On Sun, Sep 27, 2020 at 11:08 AM Aprill Allen <aprill@...> wrote:
One of the most significant emotions we deal with in the KM domain is fear. 

The most primal is fear of being made redundant by giving away knowledge. 

Fear of not being promoted or recognised because someone else will get the credit. 

Fear of being wrong or inadequate by sharing something less than “perfect”. 

Fear of being reprimanded because knowledge capture takes time and impacts my KPIs. 

Fear of loss of prestige, status or bonuses because the compensation structure is aligned with competition rather than collaboration. 

Knowledge managers have to overcome all these by working with leadership (ideally) to communicate the benefits to individuals and teams, to reconnect with common big picture goals and vision, and to rally around a coordinated effort. When belonging and excitement overtake fear, that’s when the big payoffs materialise. 


Murray Jennex
 

I included a fear of job loss with my factors impacting knowledge sharing and KM use many years ago in my research.  In the major study I did it was not significant and that really surprised me.  The reason was the organizational culture which expected knowledge sharing and in particular took steps to not find fault or other possible punishments when people shared, also the personnel evaluation model had shifted from what you knew to make you valuable to how well you shared.  Bottom line is I agree that fear is an important factor, but it can be mitigated....murray jennex


-----Original Message-----
From: Matt Moore <matt@...>
To: main@sikm.groups.io
Sent: Sat, Sep 26, 2020 10:43 pm
Subject: Re: [SIKM] Emotions & KM

April,

Completely agree that fear is a significant emotion that we deal with. That's why I asked this last year: https://medium.com/@stangarfield/what-is-the-most-confronting-and-challenging-question-for-the-knowledge-management-community-b109f3eb6992

Perhaps the reason that we so often have to deal with fear is that most organisations are run on it. And many of the fears that people experience in organisations are justified. "Would senior management fire me if they could?" Well, yeah, they probably would. "Will people criticise what I do?" Yip. If they think it will make them look good.

So while I agree, we need to try to allay fears and promote positive messages, we also need to be honest with ourselves. If the incentives (be they explicit or tacit) are against collaboration and knowledge work, a knowledge management program that doesn't tackle these issues is likely to fail. If an organisation is a dangerous place (and many are) then fear is rational. Altho I would absolutely agree that not all fears are rational.

More broadly, I'd say that many managers have an at best partial understanding of the emotional states of their subordinates. Which can be both a strength and a weakness.

Regards,

Matt

On Sun, Sep 27, 2020 at 11:08 AM Aprill Allen <aprill@...> wrote:
One of the most significant emotions we deal with in the KM domain is fear. 

The most primal is fear of being made redundant by giving away knowledge. 

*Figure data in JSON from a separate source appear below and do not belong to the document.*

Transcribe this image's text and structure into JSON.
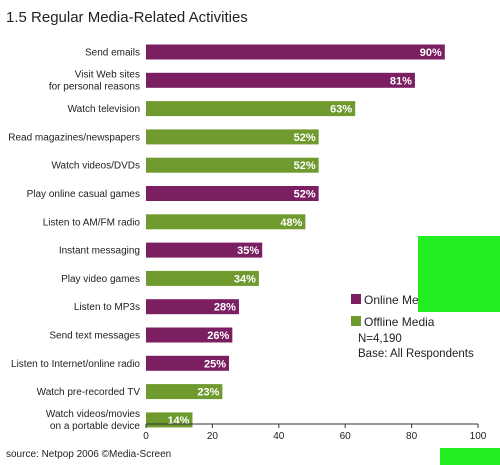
{
  "chart_data": {
    "type": "bar",
    "orientation": "horizontal",
    "title": "1.5  Regular Media-Related Activities",
    "categories": [
      [
        "Send emails"
      ],
      [
        "Visit Web sites",
        "for personal reasons"
      ],
      [
        "Watch television"
      ],
      [
        "Read magazines/newspapers"
      ],
      [
        "Watch videos/DVDs"
      ],
      [
        "Play online casual games"
      ],
      [
        "Listen to AM/FM radio"
      ],
      [
        "Instant messaging"
      ],
      [
        "Play video games"
      ],
      [
        "Listen to MP3s"
      ],
      [
        "Send text messages"
      ],
      [
        "Listen to Internet/online radio"
      ],
      [
        "Watch pre-recorded TV"
      ],
      [
        "Watch videos/movies",
        "on a portable device"
      ]
    ],
    "values": [
      90,
      81,
      63,
      52,
      52,
      52,
      48,
      35,
      34,
      28,
      26,
      25,
      23,
      14
    ],
    "value_labels": [
      "90%",
      "81%",
      "63%",
      "52%",
      "52%",
      "52%",
      "48%",
      "35%",
      "34%",
      "28%",
      "26%",
      "25%",
      "23%",
      "14%"
    ],
    "groups": [
      "online",
      "online",
      "offline",
      "offline",
      "offline",
      "online",
      "offline",
      "online",
      "offline",
      "online",
      "online",
      "online",
      "offline",
      "offline"
    ],
    "series": [
      {
        "key": "online",
        "name": "Online Media",
        "color": "#7b1e62"
      },
      {
        "key": "offline",
        "name": "Offline Media",
        "color": "#6f9a2e"
      }
    ],
    "xlim": [
      0,
      100
    ],
    "xticks": [
      0,
      20,
      40,
      60,
      80,
      100
    ],
    "grid": false,
    "legend_position": "right",
    "notes": [
      "N=4,190",
      "Base:  All Respondents"
    ]
  },
  "source": "source: Netpop 2006 ©Media-Screen",
  "decor_color": "#22ee22"
}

Fear of not being promoted or recognised because someone else will get the credit. 

Fear of being wrong or inadequate by sharing something less than “perfect”. 

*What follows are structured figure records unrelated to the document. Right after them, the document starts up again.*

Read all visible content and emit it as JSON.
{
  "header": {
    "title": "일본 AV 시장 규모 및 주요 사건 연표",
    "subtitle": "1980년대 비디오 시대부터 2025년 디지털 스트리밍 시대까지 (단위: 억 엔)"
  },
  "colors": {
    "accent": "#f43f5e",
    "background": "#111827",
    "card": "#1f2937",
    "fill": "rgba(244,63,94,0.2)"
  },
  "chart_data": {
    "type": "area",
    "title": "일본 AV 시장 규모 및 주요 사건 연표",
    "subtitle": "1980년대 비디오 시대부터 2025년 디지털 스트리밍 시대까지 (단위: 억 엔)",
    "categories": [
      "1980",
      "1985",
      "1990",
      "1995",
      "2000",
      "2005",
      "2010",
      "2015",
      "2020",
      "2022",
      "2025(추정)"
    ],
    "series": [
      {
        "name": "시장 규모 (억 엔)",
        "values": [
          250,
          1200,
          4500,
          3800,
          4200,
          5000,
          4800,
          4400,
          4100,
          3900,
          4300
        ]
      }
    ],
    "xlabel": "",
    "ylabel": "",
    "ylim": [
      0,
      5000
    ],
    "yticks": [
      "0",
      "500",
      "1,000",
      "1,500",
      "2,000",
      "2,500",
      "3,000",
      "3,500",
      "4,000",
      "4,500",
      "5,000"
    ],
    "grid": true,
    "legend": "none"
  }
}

Fear of being reprimanded because knowledge capture takes time and impacts my KPIs. 

Fear of loss of prestige, status or bonuses because the compensation structure is aligned with competition rather than collaboration. 

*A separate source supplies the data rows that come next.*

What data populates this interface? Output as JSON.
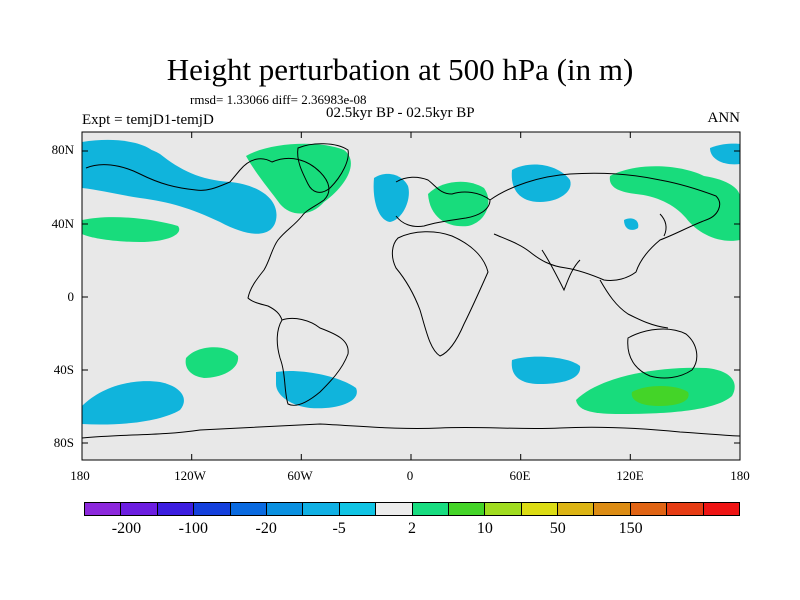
{
  "title": "Height perturbation at 500 hPa (in m)",
  "stats": "rmsd= 1.33066 diff= 2.36983e-08",
  "period": "02.5kyr BP - 02.5kyr BP",
  "experiment": "Expt = temjD1-temjD",
  "season": "ANN",
  "axes": {
    "y_ticks": [
      "80N",
      "40N",
      "0",
      "40S",
      "80S"
    ],
    "x_ticks": [
      "180",
      "120W",
      "60W",
      "0",
      "60E",
      "120E",
      "180"
    ]
  },
  "colors": {
    "ocean_background": "#e8e8e8",
    "coast": "#000000",
    "blue_anomaly": "#10b4dc",
    "green_anomaly": "#18dc7c",
    "green_strong": "#44d428"
  },
  "colorbar": {
    "colors": [
      "#8c28dc",
      "#6c1ee0",
      "#3c1ee0",
      "#1440dc",
      "#0a6ae0",
      "#0a90e0",
      "#10b0e4",
      "#10c4e4",
      "#ececec",
      "#18dc80",
      "#44d428",
      "#a0dc20",
      "#dcdc14",
      "#dcb414",
      "#dc8c14",
      "#e06414",
      "#e63c14",
      "#ee1414"
    ],
    "labels": [
      "-200",
      "-100",
      "-20",
      "-5",
      "2",
      "10",
      "50",
      "150"
    ]
  }
}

Knowledge managers have to overcome all these by working with leadership (ideally) to communicate the benefits to individuals and teams, to reconnect with common big picture goals and vision, and to rally around a coordinated effort. When belonging and excitement overtake fear, that’s when the big payoffs materialise. 


Stan Garfield
 

Reminder: New day and time for the October monthly call
This month's call will be held on a special day and time. Our speaker, Matt Moore, would like to include fellow Australians. So the call will start at 5:00 pm US EDT on Monday, October 19, 2020, which is 8:00 am on Tuesday, October 20 in Sydney. Matt's topic will be More Than A Feeling: Knowledge Management & Emotion. Please update your calendars.

The call will held be in Zoom, not using our usual dial-in numbers.